ATRA is also a perfectionist studio, where craftsmen work without gloves to give the pieced an extra smoothness. In fact, each piece goes through 14 levels of sanding that can take up to a week — per chair! “I think the biggest compliment a designer can get is when people start touching your stuff,” explains Alexander. “If it’s good enough to make a connection of touch then you have succeeded.” Each piece is not molded by a sketch or a plan, but rather starting with the carpenter to see how many lines can be pushed on a certain project.
Artwork by Andreas Diaz Andersson
In the past, ATRA has worked with artists and designers that prefer color-blocking. Now they are headed in a more monochrome direction with rare, subtle elements of color. The studio has handled artists like Lanza Atelier and some of Mexico City’s frontmost designers. But apart from chairs, the designers also craft couches, tables, and smaller pieces to take away to come. Their Condesa-space will soon turn into a shoppable location with Swedish coffee, a Japanese restaurant, and pieces that one can carry away as a token.

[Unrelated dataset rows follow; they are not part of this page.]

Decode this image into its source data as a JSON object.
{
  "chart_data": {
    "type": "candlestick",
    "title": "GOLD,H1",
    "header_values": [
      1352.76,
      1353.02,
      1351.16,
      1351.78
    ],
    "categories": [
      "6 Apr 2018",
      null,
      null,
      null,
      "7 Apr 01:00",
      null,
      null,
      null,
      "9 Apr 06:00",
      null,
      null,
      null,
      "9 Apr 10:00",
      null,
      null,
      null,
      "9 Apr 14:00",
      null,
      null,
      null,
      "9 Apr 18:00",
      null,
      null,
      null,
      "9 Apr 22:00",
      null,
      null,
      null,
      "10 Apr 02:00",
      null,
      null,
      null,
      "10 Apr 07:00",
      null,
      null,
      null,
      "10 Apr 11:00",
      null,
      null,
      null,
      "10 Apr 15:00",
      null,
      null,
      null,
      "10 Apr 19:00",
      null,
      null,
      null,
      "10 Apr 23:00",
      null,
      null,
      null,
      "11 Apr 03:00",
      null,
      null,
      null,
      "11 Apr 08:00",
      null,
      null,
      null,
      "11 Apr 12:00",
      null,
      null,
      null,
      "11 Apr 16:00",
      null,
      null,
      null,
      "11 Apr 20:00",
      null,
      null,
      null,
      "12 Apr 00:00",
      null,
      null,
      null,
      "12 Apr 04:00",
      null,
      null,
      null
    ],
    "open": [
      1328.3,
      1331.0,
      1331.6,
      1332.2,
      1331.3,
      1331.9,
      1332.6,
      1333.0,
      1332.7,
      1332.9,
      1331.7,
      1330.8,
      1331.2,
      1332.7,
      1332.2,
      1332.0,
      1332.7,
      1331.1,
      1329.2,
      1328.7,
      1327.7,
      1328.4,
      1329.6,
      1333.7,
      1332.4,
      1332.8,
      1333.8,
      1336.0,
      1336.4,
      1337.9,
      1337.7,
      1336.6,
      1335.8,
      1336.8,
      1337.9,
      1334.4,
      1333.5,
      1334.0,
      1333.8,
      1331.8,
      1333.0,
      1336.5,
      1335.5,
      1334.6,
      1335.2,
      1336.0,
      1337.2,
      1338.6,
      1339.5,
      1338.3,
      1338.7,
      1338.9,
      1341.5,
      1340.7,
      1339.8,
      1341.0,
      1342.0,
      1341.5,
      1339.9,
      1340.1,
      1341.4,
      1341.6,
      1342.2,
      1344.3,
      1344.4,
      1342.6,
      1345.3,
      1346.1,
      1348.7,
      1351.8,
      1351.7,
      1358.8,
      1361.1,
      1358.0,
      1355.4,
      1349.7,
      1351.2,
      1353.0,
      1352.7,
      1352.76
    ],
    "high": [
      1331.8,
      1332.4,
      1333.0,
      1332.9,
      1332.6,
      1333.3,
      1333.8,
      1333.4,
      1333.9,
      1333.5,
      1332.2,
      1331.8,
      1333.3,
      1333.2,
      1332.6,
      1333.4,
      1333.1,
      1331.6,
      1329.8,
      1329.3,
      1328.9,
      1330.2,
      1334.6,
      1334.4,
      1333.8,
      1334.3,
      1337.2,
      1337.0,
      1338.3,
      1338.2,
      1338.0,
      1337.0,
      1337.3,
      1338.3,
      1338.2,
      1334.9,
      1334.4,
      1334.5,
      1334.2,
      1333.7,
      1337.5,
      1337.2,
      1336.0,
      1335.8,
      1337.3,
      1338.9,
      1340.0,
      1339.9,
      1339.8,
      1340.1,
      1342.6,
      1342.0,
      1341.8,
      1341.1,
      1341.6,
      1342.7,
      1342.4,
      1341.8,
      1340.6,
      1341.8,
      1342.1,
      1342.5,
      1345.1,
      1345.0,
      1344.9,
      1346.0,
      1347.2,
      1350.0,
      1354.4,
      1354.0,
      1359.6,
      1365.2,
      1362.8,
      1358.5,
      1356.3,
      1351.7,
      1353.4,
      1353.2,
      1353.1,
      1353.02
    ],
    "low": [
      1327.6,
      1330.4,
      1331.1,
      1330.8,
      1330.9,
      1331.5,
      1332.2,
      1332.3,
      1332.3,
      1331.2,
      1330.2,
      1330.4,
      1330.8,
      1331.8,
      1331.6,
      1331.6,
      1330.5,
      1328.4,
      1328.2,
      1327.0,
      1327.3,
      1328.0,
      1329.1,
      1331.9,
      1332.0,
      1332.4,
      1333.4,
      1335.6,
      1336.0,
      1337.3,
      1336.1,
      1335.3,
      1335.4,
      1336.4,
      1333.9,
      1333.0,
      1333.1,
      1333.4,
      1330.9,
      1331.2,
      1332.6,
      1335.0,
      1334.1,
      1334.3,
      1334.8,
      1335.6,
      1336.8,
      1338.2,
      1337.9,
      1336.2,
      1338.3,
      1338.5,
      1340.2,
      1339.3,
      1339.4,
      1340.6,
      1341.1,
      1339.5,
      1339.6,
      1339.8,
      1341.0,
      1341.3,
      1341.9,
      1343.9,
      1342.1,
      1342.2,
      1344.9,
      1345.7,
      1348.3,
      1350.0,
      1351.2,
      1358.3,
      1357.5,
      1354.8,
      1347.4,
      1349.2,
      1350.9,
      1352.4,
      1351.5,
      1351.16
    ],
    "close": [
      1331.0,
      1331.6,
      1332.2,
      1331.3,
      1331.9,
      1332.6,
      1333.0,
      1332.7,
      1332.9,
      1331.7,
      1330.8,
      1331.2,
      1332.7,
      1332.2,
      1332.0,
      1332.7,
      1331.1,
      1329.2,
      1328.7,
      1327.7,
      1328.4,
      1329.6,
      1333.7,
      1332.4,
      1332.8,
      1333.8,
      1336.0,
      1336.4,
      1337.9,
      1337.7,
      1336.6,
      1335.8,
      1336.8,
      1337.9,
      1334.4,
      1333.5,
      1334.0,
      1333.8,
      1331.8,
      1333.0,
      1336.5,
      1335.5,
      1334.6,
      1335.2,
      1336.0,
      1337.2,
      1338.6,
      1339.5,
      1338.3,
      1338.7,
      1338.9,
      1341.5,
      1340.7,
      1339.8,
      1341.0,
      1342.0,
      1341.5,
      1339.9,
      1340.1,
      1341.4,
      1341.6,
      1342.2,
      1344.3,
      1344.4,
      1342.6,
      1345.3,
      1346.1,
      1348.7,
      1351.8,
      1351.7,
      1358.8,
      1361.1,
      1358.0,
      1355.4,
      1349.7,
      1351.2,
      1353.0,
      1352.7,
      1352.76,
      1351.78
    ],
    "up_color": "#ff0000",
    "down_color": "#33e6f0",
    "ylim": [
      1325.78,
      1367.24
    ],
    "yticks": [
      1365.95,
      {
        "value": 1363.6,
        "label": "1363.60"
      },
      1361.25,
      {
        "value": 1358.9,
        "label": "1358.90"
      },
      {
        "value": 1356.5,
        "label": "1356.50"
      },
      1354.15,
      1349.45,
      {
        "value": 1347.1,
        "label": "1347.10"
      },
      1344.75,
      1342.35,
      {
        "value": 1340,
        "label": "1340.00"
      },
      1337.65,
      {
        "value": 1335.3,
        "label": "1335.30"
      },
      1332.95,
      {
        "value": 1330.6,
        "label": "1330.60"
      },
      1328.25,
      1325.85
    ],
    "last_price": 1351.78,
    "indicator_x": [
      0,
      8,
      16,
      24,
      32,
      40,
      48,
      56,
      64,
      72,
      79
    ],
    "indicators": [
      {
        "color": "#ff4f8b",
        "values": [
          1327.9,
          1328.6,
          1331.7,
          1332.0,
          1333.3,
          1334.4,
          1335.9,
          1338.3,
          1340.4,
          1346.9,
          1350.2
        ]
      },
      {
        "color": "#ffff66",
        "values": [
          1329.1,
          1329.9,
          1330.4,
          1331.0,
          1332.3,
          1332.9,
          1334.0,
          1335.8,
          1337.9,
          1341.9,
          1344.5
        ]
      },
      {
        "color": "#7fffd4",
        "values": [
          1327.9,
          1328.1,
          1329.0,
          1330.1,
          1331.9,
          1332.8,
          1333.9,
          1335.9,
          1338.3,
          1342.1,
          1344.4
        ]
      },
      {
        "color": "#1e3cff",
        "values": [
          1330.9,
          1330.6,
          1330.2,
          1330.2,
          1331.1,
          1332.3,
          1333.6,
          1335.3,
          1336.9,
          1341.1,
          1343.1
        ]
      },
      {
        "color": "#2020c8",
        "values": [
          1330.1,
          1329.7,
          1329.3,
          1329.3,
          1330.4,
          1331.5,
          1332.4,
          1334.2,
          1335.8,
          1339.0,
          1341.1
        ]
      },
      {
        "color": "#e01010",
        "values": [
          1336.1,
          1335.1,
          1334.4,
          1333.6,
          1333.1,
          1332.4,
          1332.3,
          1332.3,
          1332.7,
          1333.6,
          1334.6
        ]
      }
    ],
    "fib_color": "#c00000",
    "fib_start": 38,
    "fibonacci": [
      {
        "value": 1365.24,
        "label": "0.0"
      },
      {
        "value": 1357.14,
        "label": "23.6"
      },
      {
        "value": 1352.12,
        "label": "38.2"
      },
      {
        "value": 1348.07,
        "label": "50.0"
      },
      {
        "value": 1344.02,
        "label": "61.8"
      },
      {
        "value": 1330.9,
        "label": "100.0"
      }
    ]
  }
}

Alexander and Andreas Diaz Andersson
Beyond those, the backdrop of ATRA is Adreas Diaz Andersson’s artwork. Structural and meticulous, his new pieces feature tints of different colors at the center. “You have this chaotic element inside the frame,” explains Alexander in regards to his brother’s work — this burst of color at the center represents their city’s sunrises affected by the heightened issue of air pollution. In tandem with time, heritage, and freedom of creativity, ATRA is taking a leap out of their incubator-like hometown into New York with a temporary showroom so that a new city can embrace their fetching and functional design.
ATRA studio in New York is open through January 2020 at 191 7th Ave. by appointment only.